Drink, drink, drink the pain away...
Last night's game was an ugly battle between two teams that couldn't find any offensive rhythm for forty minutes. Kentucky came out on top in the slop-fest, hanging on over the last three minutes with some clutch (and not-so-clutch) shooting and hard-nosed defense. While the pain from last night will linger for a while, there's still some comfort in the thought that 1.) this team is developing a formula to out-tough more talented teams and 2.) if all goes well, Vanderbilt will get to see the 'Cats twice more in bigger situations. Saturday's game was a major barometer for where the Commodores stand amongst the NCAA elite - and while there were a lot of negatives, the game also presented some building blocks for a pair of deep tournament runs in March.
John Jenkins just got taught a master class in NCAA basketball - Jenkins showed some major stones with his first three of the game, up-faking John Wall and then hitting a big shot with a hand in his face to cut UK's lead to 57-56. And then he tried the exact same move again...when the team only needed a two to win, and with an open Jermaine Beal to his left. We all know how this one ended, but Jenkins needed to get knocked down in order to build himself up stronger. The kid made a mistake that cost the team a chance to win the game, but he's still just a freshman. There are two paths he can take here; he can let this loss linger and eat away at his confidence, or he can learn from the mistake and become a better player. Jenkins came to Vanderbilt as a freshman, but his mindset has been about a year ahead of his physical age. Hopefully this mistake will push that on-court maturity even further.
- Festus and Steve did what the team needs them to do - Festus Ezeli and Steve Tchiengang have limited roles right now - come off the bench, grab rebounds, play interior defense, and be tough. Despite fouling out, the two combined for nine points and 12 rebounds in 25 minutes and played a major role in limiting DeMarcus Cousins and getting him in foul trouble. The two big men came in and did what they do best, and if they can cut down on their turnovers and fouls, they'll be the perfect frontcourt complements off the bench.
The Swagger-Three failed Vanderbilt - Jermaine Beal's step back threes have been an asset for the team, but last night we got to see how destructive they can be when they aren't falling. With the offense out of position, these shots clanged off the backboard and into Kentucky hands early in the shot clock. If he hits just one of these, the game unfolds differently; sadly, it wasn't meant to be. Kentucky's perimeter defense was prepared for Vanderbilt, and the team failed to adjust their shots accordingly when they couldn't get good looks from the perimeter.
The defense got it done - Kentucky shot just 35.8% for the night and was out-rebounded 37-29. Vanderbilt's big men failed to be backed down, and the guards shut down John Wall to just 3-11 shooting and one assist.

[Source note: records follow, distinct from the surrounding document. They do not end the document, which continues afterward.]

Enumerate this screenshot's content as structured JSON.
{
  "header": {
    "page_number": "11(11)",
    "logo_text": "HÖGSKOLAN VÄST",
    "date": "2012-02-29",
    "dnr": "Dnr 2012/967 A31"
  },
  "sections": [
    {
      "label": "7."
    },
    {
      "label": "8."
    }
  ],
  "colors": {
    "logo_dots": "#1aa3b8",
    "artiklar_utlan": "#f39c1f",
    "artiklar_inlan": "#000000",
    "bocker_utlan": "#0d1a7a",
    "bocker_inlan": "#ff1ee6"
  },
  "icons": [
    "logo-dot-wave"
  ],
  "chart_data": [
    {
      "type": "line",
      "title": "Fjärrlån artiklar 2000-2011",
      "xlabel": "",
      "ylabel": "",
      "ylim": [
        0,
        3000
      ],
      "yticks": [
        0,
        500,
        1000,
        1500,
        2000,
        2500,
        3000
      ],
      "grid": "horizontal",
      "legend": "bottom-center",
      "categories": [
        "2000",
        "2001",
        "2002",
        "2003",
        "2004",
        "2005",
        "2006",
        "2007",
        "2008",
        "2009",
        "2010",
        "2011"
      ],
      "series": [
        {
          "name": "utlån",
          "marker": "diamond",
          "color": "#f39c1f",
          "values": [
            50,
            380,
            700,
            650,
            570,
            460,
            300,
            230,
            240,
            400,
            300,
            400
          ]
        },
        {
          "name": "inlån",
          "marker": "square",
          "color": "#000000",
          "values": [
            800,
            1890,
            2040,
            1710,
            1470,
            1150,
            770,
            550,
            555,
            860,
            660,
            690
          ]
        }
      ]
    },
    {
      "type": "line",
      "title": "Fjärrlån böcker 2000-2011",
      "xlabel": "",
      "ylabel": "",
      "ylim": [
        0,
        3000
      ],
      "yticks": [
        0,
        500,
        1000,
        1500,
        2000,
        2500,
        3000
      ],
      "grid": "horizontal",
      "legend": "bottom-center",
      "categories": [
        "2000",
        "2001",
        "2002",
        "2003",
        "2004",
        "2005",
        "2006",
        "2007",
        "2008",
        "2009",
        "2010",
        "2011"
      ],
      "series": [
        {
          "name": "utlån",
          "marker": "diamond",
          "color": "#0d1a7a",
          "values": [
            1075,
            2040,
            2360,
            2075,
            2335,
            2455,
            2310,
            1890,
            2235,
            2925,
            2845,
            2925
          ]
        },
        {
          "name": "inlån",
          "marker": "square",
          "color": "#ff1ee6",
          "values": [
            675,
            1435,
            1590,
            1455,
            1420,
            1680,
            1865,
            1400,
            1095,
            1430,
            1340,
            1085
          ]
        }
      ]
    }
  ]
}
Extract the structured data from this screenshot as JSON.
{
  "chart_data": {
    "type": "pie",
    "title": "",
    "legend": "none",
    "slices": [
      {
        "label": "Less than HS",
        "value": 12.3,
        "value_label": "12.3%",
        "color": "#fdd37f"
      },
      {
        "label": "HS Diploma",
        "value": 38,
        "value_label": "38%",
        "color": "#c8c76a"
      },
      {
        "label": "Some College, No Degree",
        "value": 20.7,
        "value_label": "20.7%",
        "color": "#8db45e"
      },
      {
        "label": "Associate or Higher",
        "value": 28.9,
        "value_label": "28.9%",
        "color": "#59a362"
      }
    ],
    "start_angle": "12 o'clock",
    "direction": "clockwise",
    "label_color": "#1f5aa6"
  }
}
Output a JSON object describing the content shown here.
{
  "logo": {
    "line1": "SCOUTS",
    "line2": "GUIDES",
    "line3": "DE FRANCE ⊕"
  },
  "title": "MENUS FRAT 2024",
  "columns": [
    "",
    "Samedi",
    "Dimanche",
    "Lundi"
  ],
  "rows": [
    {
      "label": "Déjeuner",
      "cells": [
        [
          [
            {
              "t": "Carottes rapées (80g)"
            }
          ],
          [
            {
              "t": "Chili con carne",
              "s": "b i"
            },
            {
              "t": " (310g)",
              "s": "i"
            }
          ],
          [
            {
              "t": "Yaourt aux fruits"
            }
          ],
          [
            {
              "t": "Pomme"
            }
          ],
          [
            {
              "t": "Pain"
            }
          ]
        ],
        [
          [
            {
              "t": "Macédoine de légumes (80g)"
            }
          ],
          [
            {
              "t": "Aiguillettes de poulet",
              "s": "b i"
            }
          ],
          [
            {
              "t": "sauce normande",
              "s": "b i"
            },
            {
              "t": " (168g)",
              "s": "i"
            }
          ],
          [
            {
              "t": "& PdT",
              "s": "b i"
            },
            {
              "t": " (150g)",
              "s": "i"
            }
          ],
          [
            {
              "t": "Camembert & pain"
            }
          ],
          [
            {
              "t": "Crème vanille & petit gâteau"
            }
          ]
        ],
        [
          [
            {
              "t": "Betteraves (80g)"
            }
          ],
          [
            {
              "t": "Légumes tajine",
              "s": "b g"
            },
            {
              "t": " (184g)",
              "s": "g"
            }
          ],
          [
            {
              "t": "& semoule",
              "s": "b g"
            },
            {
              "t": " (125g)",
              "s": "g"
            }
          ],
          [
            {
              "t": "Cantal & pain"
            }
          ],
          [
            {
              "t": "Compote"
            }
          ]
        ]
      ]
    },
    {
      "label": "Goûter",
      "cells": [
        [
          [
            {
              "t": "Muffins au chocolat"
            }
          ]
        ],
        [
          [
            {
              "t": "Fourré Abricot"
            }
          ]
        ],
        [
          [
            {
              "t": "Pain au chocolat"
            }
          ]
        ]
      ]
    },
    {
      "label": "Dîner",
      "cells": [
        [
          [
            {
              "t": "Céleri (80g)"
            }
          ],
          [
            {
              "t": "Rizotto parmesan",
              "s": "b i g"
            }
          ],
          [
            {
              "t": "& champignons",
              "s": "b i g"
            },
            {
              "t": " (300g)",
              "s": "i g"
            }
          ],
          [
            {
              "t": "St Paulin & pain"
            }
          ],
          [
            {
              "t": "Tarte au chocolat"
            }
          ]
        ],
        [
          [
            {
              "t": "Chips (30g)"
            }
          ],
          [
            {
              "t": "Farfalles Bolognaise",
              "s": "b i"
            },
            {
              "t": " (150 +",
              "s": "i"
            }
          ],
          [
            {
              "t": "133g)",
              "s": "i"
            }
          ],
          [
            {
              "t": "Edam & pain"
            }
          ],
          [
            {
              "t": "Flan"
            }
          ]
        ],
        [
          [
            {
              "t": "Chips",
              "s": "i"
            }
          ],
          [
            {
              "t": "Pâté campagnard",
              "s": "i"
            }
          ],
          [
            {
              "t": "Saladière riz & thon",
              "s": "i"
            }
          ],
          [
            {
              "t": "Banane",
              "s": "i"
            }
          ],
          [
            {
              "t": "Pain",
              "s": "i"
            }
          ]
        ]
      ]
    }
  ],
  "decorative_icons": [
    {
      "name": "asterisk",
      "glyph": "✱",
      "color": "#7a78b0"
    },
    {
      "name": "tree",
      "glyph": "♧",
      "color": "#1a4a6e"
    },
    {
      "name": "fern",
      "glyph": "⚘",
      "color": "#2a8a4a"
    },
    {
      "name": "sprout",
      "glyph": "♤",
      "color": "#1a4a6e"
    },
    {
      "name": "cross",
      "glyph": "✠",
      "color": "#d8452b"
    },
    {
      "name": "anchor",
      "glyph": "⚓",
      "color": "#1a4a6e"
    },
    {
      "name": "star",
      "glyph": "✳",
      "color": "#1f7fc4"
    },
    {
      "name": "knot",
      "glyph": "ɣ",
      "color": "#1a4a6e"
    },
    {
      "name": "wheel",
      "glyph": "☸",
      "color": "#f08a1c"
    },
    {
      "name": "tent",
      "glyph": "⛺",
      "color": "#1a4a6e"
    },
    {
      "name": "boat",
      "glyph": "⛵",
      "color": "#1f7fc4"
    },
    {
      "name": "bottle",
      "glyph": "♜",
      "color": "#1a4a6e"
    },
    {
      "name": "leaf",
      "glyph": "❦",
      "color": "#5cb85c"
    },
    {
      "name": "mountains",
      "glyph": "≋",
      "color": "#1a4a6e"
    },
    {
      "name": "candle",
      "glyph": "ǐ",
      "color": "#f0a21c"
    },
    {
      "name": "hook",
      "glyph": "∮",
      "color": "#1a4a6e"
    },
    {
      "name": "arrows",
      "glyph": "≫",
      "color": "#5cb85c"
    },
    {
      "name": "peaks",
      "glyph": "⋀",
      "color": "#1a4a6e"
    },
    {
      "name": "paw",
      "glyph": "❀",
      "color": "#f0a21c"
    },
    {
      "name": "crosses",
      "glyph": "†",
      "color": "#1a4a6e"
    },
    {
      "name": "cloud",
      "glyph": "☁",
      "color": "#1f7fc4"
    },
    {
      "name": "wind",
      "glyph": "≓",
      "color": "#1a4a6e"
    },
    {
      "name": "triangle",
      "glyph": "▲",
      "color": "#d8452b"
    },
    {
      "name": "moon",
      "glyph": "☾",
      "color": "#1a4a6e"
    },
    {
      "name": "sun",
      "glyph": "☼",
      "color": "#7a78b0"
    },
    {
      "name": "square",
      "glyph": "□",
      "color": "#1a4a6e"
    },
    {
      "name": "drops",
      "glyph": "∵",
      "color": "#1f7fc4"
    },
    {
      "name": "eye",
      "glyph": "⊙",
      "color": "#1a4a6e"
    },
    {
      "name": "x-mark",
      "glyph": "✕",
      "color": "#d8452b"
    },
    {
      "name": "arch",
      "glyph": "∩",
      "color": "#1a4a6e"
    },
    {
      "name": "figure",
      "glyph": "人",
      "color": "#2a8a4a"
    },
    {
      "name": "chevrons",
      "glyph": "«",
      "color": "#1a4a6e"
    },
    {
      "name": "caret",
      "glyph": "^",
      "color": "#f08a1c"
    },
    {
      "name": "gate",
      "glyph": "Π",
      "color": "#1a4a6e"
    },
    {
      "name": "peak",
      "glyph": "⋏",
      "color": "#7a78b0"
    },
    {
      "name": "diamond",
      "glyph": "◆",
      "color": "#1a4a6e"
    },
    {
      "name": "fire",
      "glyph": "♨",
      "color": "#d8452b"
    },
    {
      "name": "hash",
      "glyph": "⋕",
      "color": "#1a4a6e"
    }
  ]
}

With the exception of a few lapses that led to easy lay-ups, the team put together its best defensive effort to date against the highest level of competition they have faced.
- No one was immune from the sloppiness - Nearly everyone on the Commodore side made at least one mistake against Kentucky. Jeffery Taylor turned the ball over too much. Brad Tinsley took bad shots and missed them. Ditto for John Jenkins and Jermaine Beal. Festus Ezeli fouled out in six (!) minutes of play. Despite this, the Commodores had a chance to win this game as time expired. While part of the credit is due to home court advantage, you have to commend this squad's toughness and ability to stay in the game. If you had told any Vanderbilt fan that the team would shoot 2-20 from three-point range and only lose by two against the #2 ranked team, no one would have believed it. Despite the loss, the team proved that they'll be able to compete in a high-pressure situation, even if it's not pretty.
While today feels like hell for Commodores fans, last night's game showcased several reasons to be hopeful. The team remains a game up in the battle for the #2 slot in the SEC East and a bye in the first round of the conference tournament. With four regular season games to go, the team will have to take care of business and shut down a surging Florida to hold on to their position and boost their position for the NCAA Tournament. Saturday showed that this team can hang with the elite even when their shots aren't falling. If the team can match their offensive prowess with the defensive intensity they showed against Kentucky, then they should be able to run the table for the rest of the season and set up a SEC Tournament showdown with the Wildcats.